In der Pflegekinderhilfe hat es in den letzten Jahren z.T. erhebliche Weiterentwicklungen gegeben, die jedoch nicht zu einer konsequenteren Zusammenarbeit oder dem regelhaften Einbezug von Herkunftsfamilien geführt haben. Wenn Kinder und Jugendliche in langfristig angelegten Pflegeverhältnissen leben, scheint sich die Zusammenarbeit mit ihren Eltern meist auf die Durchführung von Besuchskontakten zu beschränken. Eine intensive Begleitung und Unterstützung erhalten die Eltern hingegen selten, da sich die Jugendamtsmitarbeiter_innen häufig „nur“ um akute Gefährdungssituationen kümmern können ( ASD ) oder ihren Aufgabenbereich in erster Linie auf der Seite der Pflegefamilie verorten ( PKD ). Dabei darf nicht verkannt werden, dass in jedem Einzelfall geprüft werden muss, ob dem Kind noch über die Herkunftsfamilie geholfen werden kann, aber es ist auch eine zentrale Aufgabe der Kinder- und Jugendhilfe, Potenziale der Zusammenarbeit mit den Herkunftseltern sorgsam zu prüfen und ihnen die notwendigen Hilfen (z.B. unterstützende ambulante Hilfen) zu gewähren, damit sie überhaupt in die Lage versetzt werden können, ihrer Erziehungsverantwortung gerecht zu werden.

Zudem ergibt sich die Notwendigkeit zur Zusammenarbeit mit Eltern zum einen aus den Rechten der Eltern und ihrer Rolle als Hilfeadressat_innen, aber auch aus der Anerkennung einer langfristig andauernden Integration der Herkunftsgeschichte von Kindern und Jugendlichen, die nicht in ihrer Herkunftsfamilie aufwachsen, in deren eigene Biografie. Das vorliegende Heft versucht, vor dem Hintergrund einer defizitären Elternarbeit in Deutschland vor allem Möglichkeiten des Einbezuges von Eltern ‒ im Sinne einer auch hier Kontinuität sichernden Planung ‒ auszuloten. Dabei verkennen die Heftbetreuer_innen und die Redaktion nicht die Grenzen der Elternarbeit, die es natürlich auch in jedem Einzelfall zu prüfen gilt. Zugleich gilt es einschränkend auch darauf hinzuweisen, dass einige wichtige Themen hier unterrepräsentiert sind.

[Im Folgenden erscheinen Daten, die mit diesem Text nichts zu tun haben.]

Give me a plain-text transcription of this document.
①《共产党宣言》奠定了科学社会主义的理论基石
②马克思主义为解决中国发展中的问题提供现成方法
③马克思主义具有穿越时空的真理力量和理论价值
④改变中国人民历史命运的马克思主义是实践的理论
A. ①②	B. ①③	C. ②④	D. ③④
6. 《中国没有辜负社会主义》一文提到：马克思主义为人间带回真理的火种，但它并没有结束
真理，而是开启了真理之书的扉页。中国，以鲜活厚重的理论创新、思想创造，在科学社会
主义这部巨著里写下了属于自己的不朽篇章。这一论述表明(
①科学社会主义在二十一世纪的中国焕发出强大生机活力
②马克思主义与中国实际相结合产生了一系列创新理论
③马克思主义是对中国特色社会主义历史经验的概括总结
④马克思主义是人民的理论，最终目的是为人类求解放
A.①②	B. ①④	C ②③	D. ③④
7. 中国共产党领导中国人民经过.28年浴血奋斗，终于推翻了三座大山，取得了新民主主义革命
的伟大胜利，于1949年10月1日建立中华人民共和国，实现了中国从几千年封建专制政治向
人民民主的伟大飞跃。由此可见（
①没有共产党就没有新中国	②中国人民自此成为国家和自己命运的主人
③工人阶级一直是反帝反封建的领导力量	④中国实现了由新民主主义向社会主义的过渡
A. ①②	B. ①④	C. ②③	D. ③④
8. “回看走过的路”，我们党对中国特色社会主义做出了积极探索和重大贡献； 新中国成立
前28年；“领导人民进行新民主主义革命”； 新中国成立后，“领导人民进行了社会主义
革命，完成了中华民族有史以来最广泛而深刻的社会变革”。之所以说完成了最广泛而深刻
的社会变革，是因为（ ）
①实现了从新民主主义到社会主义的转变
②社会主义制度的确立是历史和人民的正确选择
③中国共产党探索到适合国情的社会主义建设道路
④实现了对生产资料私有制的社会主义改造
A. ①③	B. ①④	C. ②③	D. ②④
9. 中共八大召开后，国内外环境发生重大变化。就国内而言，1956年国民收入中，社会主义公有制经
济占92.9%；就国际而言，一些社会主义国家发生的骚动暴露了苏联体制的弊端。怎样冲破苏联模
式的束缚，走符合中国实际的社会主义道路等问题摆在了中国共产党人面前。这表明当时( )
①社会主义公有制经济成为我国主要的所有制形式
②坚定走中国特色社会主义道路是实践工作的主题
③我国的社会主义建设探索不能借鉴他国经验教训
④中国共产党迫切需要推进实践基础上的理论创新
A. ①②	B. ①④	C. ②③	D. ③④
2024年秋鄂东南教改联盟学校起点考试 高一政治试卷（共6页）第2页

Dazu gehören die bisher insgesamt geringen Wissensbestände zu migrationsspezifischen Besonderheiten bei der Zusammenarbeit mit Eltern, die unterschiedliche Präsenz von Müttern und Vätern in der Pflegekinderhilfe (Mutterbilder und abwesende Väter) sowie die Analyse von grundsätzlichen Benachteiligungsmerkmalen wie Armut.

Im nun vorliegenden Heft erinnert zu Beginn Reinhard Wiesner nochmal an die gestärkte Stellung der Eltern durch das Kinder- und Jugendhilfegesetz. Der Autor macht deutlich, dass die dem Jugendamt zukommende Aufgabe der Begleitung des Pflegeverhältnisses in den verschiedenen Phasen eine qualitativ wie quantitative Verbesserung der Elternarbeit auch beinhalten muss. Josef Faltermeier wirbt daran anschließend in seinem Beitrag darum, Pflegefamilien und Herkunftsfamilien in einer Erziehungspartnerschaft zu sehen. Welche Themen Eltern beschäftigen, deren Kinder zeitlich befristet oder dauerhaft in einer Pflegefamilie aufwachsen, berichtet vor dem Hintergrund eines Forschungsprojektes dann Dirk Schäfer. Aus den Äußerungen der Eltern leitet der Autor Empfehlungen für die Weiterentwicklung in der Pflegekinderhilfe ab.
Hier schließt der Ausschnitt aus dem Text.